Bahia e Minas lideram denúncias de tortura

Antônio Gaudério/Folha Imagem
O caminhoneiro Adenilson Felinto dos Santos, de São Paulo, ao lado de outro homem que também afirma ter sido vítima de tortura


TIAGO ORNAGHI
DA AGÊNCIA FOLHA

Bahia e Minas Gerais lideram casos de denúncias de tortura no país, segundo relatórios preparados pela ONU (Organização das Nações Unidas) e pelo MNDH (Movimento Nacional dos Direitos Humanos). Os dois Estados respondem por 31% das 1.629 alegações registradas entre outubro de 2001 e outubro de 2002.

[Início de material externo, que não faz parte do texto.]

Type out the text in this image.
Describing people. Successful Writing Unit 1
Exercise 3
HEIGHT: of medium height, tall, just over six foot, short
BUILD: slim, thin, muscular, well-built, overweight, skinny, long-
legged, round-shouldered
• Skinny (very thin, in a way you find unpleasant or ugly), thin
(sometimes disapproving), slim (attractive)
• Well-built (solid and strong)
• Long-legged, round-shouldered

Paraná e Rio de Janeiro estão na frente dos outros Estados no número de denúncias que efetivamente foram transformadas em processos que acabaram em condenação dos envolvidos. No Paraná, 46% dos acusados foram condenados em primeira instância, e, no Rio de Janeiro, 33%.

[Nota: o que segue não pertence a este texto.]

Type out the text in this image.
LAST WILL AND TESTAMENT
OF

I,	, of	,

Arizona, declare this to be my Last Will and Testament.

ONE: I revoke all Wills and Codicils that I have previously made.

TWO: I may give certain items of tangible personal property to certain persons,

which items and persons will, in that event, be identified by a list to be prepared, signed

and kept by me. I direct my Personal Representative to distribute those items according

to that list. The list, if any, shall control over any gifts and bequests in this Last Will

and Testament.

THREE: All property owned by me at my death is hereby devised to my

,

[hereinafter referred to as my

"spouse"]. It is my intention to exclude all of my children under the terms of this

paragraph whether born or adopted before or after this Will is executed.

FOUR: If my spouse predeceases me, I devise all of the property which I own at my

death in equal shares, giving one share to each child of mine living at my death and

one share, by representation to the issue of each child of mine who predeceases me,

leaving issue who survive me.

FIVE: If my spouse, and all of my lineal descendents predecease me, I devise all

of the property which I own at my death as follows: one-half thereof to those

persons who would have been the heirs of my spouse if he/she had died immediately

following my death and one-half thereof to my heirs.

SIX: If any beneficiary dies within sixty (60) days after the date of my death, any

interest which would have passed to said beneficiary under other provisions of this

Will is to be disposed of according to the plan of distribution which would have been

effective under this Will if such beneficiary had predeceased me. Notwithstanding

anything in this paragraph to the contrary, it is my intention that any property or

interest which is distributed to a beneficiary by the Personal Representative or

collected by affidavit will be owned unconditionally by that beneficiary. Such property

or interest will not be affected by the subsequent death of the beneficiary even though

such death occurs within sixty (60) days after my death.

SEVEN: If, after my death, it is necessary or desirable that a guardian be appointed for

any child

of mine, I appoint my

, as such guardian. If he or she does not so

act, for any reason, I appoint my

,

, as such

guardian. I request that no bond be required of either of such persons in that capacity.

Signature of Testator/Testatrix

A explicação para que Bahia e Minas apresentem os maiores índices é a quantidade de cidades interioranas que esses Estados possuem. Nessas localidades, segundo o MNDH, o Estado seria menos presente e as autoridades policiais, mais violentas, atuando como investigadores, juízes e aplicadores de pena.
São justamente as autoridades policiais as mais envolvidas em casos de tortura. Segundo o relatório do MNDH, 26,8% dos casos têm policiais militares como agentes torturadores. A Polícia Civil não fica muito atrás, respondendo por 26,16% das denúncias.

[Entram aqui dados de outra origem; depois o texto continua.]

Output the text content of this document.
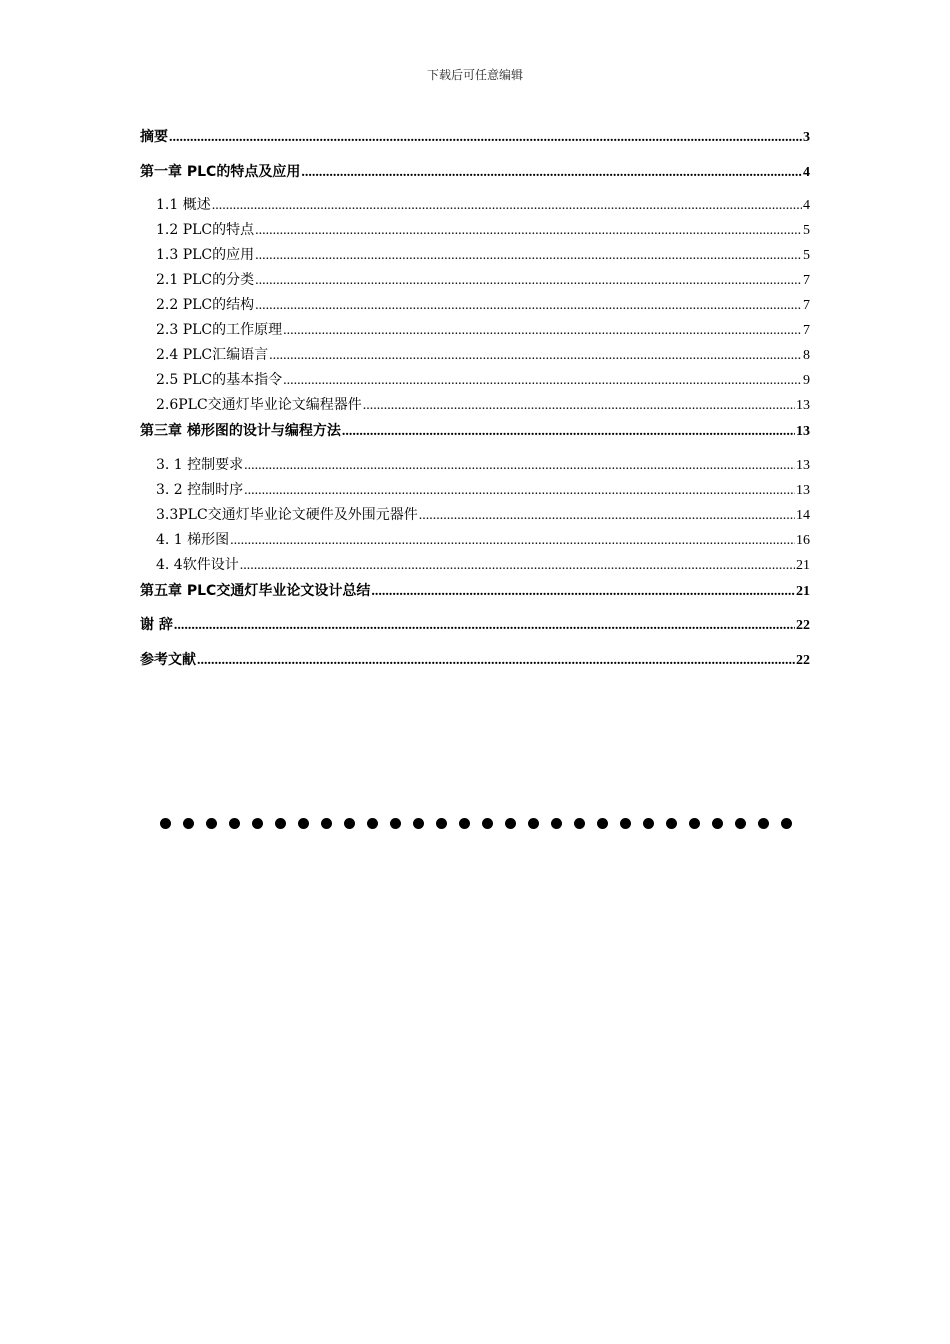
下载后可任意编辑
摘要 .....	3
第一章 PLC的特点及应用 .....	4
1.1 概述 .....	4
1.2 PLC的特点 .....	5
1.3 PLC的应用 .....	5
2.1 PLC的分类 .....	7
2.2 PLC的结构 .....	7
2.3 PLC的工作原理 .....	7
2.4 PLC汇编语言 .....	8
2.5 PLC的基本指令 .....	9
2.6PLC交通灯毕业论文编程器件 .....	13
第三章 梯形图的设计与编程方法 .....	13
3. 1 控制要求 .....	13
3. 2 控制时序 .....	13
3.3PLC交通灯毕业论文硬件及外围元器件 .....	14
4. 1 梯形图 .....	16
4. 4软件设计 .....	21
第五章 PLC交通灯毕业论文设计总结 .....	21
谢 辞 .....	22
参考文献 .....	22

"A mesma Polícia Civil que investigava os crimes e a Polícia Militar que efetuava as prisões durante o regime militar passaram para o país democrático. Não houve uma mudança institucional", diz Theo van Boven, relator especial sobre tortura do Alto Comissariado das Nações Unidas para os Direitos Humanos.
"Consideramos [os números] um bom sinal. Esses dados são avalizados pela Ouvidoria da Polícia Militar do Estado. A população de Minas Gerais denuncia e se identifica, mostrando alta credibilidade nas instituições de Estado", disse o secretário adjunto da Defesa Social de Minas Gerais, Luís Flávio Sapore.
O secretário nacional dos Direitos Humanos, Nilmário Miranda, enumera o que a União planeja fazer para combater esse crime. "Enfrentar os problemas de coleta da denúncia, melhorar a parte da investigação e aumentar a qualidade das ouvidorias de polícia -que tiveram um importante papel no aumento da confiança da sociedade no Estado."
Miranda aponta algumas soluções para o problema da tortura dentro de órgãos policiais: as academias de polícia passarão a contar com educação de direitos humanos; investimento em novos métodos investigativos; independência dos órgãos periciais.
"Temos 500 anos de tortura. Quando a vítima é da classe média, a sociedade se comove. Quando é pobre que cometeu um crime, acha-se que se pode torturar. Temos de mudar isso", diz ele.

Aplicação rara
Segundo o secretário nacional do MNDH, Romeu Olmar Klich, a situação da tortura no país tem um caráter mais crítico. "Nenhuma medida efetiva para a aplicação da Lei de Tortura foi feita. O Judiciário não aplica a Lei de Tortura. Ele muda para crimes com penas mais brandas."
Autoridades ouvidas pela reportagem são unânimes em classificar a Lei de Tortura como uma das melhores legislações já feitas para definir e punir a prática da violência. O problema é que a aplicação da lei é rara no Brasil. Isso se deve, segundo as mesmas autoridades, à dificuldade de juntar provas e tipificar as ações como sendo casos de tortura.
Para Nilmário Miranda, o "problema está na coleta das evidências na hora da alegação do crime [de tortura]." O crime de tortura no Brasil é considerado um crime hediondo (inafiançável), punível com pena de dois a oito anos de detenção.
A maioria das denúncias de tortura, exatamente pela falta de evidências que as provem, acabam virando acusações de abuso de autoridade ou de lesões corporais -crimes com pena máxima de um ano de reclusão.